As NBA-China rift continues, James enters spotlight

AP, EL SEGUNDO, California

LeBron James has stepped into the spotlight of the now-strained relationship between the NBA and China with his comments about the league executive, who started the ongoing fallout with what James derided as a “misinformed” tweet.

Politicians, human rights groups and ordinary fans on social media have criticized the outspoken superstar, questioning the motivation of James’ comments.

On Monday, James spoke out, his seven-minute session with reporters putting him squarely in the center of the ongoing international schism.

Houston general manager Daryl Morey was “not really educated on the situation” when he sent out that since-deleted Oct. 4 tweet showing support for Hong Kong’s pro-democracy protests, James said.

On Tuesday, James acknowledged the criticism and said he expected that it would be coming.

“Obviously, it’s a tough situation that we’re all in right now... I think when an issue comes up, if you feel passionate about it or you feel like it’s something you want to talk about, then so be it,” James said. “I also don’t think that every issue should be everybody’s problem as well.”

Monday’s comments unleashed an immediate backlash against James, who has often spoken out on social and political matters, with some expressing dismay that this time he seemed more concerned with protecting his own brand and financial interests in China, where he enjoys enormous popularity.

“I’ve always been welcomed with open arms,” James said. “I’ve been to China probably 15 to 20 times ... to have this beautiful game that we all love to be able to bring people together in the most positive way.”

That is not the case right now. James was in China last week for the two games between his Los Angeles Lakers and the Brooklyn Nets that were played under the most unusual circumstances: with no pre-game or post-game media sessions — first by decree of the Chinese and then from the NBA — and with several major league Chinese partners pulling their support of the exhibition matchups.

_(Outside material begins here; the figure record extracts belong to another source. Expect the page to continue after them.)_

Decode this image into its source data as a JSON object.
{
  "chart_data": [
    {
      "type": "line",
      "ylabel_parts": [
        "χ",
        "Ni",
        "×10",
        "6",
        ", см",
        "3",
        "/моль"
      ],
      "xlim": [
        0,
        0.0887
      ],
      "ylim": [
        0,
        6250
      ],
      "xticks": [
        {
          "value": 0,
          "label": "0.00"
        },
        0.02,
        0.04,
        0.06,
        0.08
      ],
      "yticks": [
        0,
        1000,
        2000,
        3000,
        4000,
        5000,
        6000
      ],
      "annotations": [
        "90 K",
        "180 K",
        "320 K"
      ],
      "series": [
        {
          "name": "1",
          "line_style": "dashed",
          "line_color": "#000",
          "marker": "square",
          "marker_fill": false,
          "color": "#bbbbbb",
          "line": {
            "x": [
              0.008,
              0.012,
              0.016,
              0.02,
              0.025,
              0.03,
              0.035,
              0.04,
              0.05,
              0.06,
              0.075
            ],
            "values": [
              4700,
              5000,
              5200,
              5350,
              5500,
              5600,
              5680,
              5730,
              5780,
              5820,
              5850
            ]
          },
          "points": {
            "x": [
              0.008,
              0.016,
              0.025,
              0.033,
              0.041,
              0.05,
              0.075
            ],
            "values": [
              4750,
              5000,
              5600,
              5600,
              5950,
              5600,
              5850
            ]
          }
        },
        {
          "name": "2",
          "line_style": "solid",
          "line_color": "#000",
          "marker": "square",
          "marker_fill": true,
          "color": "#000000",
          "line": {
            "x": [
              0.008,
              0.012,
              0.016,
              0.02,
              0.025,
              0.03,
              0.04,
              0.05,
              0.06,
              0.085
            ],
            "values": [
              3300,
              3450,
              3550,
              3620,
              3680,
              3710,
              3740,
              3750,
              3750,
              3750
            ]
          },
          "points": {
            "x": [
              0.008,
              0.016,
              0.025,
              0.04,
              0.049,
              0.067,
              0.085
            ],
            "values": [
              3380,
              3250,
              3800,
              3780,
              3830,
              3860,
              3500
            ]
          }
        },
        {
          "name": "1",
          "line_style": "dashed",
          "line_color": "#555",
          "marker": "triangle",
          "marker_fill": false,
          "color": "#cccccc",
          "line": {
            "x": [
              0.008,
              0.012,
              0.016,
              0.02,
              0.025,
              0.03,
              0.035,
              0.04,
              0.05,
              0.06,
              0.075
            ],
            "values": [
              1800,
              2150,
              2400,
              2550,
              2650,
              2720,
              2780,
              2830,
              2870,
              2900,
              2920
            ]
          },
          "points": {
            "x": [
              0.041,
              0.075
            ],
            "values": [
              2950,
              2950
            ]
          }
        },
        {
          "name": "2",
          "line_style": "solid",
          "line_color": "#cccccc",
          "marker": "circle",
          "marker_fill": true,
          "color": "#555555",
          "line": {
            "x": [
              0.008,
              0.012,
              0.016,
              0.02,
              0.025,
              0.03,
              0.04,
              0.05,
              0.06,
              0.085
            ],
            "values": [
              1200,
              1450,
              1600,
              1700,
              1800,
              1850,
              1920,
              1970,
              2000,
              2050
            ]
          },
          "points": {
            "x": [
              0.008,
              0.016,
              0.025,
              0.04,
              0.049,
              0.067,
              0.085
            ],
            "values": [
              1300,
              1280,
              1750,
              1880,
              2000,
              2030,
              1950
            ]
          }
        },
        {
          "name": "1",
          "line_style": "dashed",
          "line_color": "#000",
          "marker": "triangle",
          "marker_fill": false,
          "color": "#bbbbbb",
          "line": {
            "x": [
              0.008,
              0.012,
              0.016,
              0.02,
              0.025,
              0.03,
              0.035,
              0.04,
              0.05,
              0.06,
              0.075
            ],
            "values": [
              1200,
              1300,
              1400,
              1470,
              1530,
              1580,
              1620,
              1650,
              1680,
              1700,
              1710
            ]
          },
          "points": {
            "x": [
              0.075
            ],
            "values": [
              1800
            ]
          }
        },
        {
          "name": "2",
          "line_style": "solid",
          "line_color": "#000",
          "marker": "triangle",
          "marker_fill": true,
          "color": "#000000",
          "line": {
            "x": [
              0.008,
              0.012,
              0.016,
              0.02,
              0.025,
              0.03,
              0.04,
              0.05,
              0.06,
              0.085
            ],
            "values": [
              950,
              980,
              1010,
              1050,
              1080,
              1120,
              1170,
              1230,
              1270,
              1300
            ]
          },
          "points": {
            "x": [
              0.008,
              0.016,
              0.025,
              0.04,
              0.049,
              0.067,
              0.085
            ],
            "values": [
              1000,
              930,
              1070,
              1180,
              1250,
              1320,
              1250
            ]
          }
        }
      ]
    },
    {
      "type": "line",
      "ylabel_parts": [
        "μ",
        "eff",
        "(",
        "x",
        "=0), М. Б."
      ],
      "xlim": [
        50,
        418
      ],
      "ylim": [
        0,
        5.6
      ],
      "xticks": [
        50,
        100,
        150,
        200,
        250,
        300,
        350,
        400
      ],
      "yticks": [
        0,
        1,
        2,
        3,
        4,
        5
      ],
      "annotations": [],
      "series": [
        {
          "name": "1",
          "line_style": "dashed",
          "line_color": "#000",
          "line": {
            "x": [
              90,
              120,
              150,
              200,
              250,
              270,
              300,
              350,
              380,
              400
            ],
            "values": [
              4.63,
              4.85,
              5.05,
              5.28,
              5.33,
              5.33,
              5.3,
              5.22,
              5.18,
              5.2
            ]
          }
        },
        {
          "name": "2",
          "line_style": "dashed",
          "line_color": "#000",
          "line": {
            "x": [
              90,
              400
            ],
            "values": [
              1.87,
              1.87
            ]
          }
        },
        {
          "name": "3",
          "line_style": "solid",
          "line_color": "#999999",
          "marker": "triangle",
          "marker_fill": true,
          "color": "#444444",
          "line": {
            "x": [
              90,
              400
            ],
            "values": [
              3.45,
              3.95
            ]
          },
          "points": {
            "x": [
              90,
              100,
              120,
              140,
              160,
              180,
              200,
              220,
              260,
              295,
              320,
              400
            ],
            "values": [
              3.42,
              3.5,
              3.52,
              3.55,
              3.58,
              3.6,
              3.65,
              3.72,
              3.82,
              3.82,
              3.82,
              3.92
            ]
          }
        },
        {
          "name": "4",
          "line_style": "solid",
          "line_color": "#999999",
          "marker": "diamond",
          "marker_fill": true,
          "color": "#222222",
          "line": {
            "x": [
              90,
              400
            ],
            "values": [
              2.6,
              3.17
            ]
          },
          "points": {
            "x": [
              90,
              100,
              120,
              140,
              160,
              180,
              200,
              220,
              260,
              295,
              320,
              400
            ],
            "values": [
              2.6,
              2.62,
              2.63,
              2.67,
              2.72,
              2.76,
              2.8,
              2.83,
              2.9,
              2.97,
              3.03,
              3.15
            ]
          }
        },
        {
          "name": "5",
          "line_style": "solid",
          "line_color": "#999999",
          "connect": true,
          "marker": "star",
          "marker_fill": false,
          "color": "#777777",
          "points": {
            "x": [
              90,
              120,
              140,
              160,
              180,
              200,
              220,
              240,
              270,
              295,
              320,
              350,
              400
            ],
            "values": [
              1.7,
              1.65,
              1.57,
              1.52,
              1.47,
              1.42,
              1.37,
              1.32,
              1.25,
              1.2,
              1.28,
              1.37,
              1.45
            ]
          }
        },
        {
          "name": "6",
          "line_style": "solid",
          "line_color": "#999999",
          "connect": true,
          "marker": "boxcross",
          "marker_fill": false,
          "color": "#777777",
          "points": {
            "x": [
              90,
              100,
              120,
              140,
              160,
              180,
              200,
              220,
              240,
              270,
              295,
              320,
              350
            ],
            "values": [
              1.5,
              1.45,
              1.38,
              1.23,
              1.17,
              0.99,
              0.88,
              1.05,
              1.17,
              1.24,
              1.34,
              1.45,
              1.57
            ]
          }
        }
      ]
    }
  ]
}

With the Lakers and Nets now home, the rift and debate continues about what the league should have done, reinvigorated by James speaking out.

“The situation ... has flared up again,” said Matt Powell, a sports business analyst at research firm the NPD Group. “LeBron is getting a lot of criticism on social media.”

It was not limited to Twitter.

Protesters in Hong Kong on Tuesday trampled on James’ jerseys, burning one, and threw basketballs at a photograph of the four-time NBA MVP — a global sports icon whose image has taken a clear hit.

Among James’ comments on Monday night, his first publicly shared thoughts on the matter: “So many people could have been harmed, not only financially but emotionally, physically and spiritually” by Morey’s tweet.

James said his reaction to Morey’s tweet was not about substance, but about the Rockets’ executive not considering the ramifications — or the timing — while he and his teammates were in China.